Dr. Dzau is Chancellor Emeritus and James B. Duke Professor of Medicine at Duke University and the past President and CEO of the Duke University Health System. Previously, Dr. Dzau was the Hersey Professor of Theory and Practice of Medicine and Chairman of Medicine at Harvard Medical School’s Brigham and Women’s Hospital, as well as Chairman of the Department of Medicine at Stanford University.
Dr. Dzau has made a significant impact on medicine through his seminal research in cardiovascular medicine and genetics and his leadership in health care innovation. His important work on the renin angiotensin system (RAS) paved the way for the contemporary understanding of RAS in cardiovascular disease and the development of RAS inhibitors as widely used, lifesaving drugs. In his role as a leader in health care, Dr. Dzau has led efforts in innovation to improve health, including the development of the Duke Translational Medicine Institute, the Duke Global Health Institute, the Duke-National University of Singapore Graduate Medical School, and the Duke Institute for Health Innovation.
As one of the world’s preeminent health leaders, Dr. Dzau advises governments, corporations, and universities worldwide. He has served as a member of the Advisory Committee to the Director of the National Institutes of Health (NIH) and as Chair of the NIH Cardiovascular Disease Advisory Committee. Currently he is a member of the Board of the Singapore Health System and Hamad Medical Corporation, Qatar. He was on the Board of Health Governors of the World Economic Forum and chaired its Global Agenda Council on Personalized and Precision Medicine.

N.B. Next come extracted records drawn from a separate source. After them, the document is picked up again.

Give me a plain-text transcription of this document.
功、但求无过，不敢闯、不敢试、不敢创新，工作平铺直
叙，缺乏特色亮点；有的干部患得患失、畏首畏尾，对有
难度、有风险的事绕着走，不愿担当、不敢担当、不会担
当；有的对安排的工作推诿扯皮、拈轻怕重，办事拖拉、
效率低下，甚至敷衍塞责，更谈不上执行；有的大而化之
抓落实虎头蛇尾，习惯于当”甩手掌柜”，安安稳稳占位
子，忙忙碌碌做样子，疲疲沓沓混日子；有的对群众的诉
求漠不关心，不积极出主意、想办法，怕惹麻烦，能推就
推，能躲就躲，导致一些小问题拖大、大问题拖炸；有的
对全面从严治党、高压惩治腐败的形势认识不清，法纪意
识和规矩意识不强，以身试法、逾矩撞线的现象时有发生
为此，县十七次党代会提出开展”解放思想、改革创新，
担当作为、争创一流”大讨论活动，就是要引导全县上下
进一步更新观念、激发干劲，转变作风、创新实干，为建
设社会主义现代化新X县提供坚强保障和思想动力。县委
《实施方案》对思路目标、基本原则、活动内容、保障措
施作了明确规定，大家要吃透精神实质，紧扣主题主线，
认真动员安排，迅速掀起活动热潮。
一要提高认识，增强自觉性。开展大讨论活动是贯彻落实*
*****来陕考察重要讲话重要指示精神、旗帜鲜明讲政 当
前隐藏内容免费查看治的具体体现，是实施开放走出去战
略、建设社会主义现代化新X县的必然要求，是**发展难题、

Since arriving at the National Academies, Dr Dzau has emphasized Leadership, Innovation, and Impact. He has led important initiatives such as the Global Health Risk Framework for the Future, the Human Gene Editing Initiative, Vital Directions for Health and Healthcare, and Grand Challenges in Health and Medicine. His vision is to advance science and policy to improve health globally.
Among his many honors and recognitions are the Gustav Nylin Medal from the Swedish Royal College of Medicine, the Distinguished Scientist Award from the American Heart Association, Ellis Island Medal of Honor, and the Henry Freisen International Prize. In 2014, he received the Public Service Medal from the President of Singapore. He is a member of the National Academy of Medicine, the American Academy of Arts and Sciences and the European Academy of Sciences and Arts. He has received eight honorary doctorates.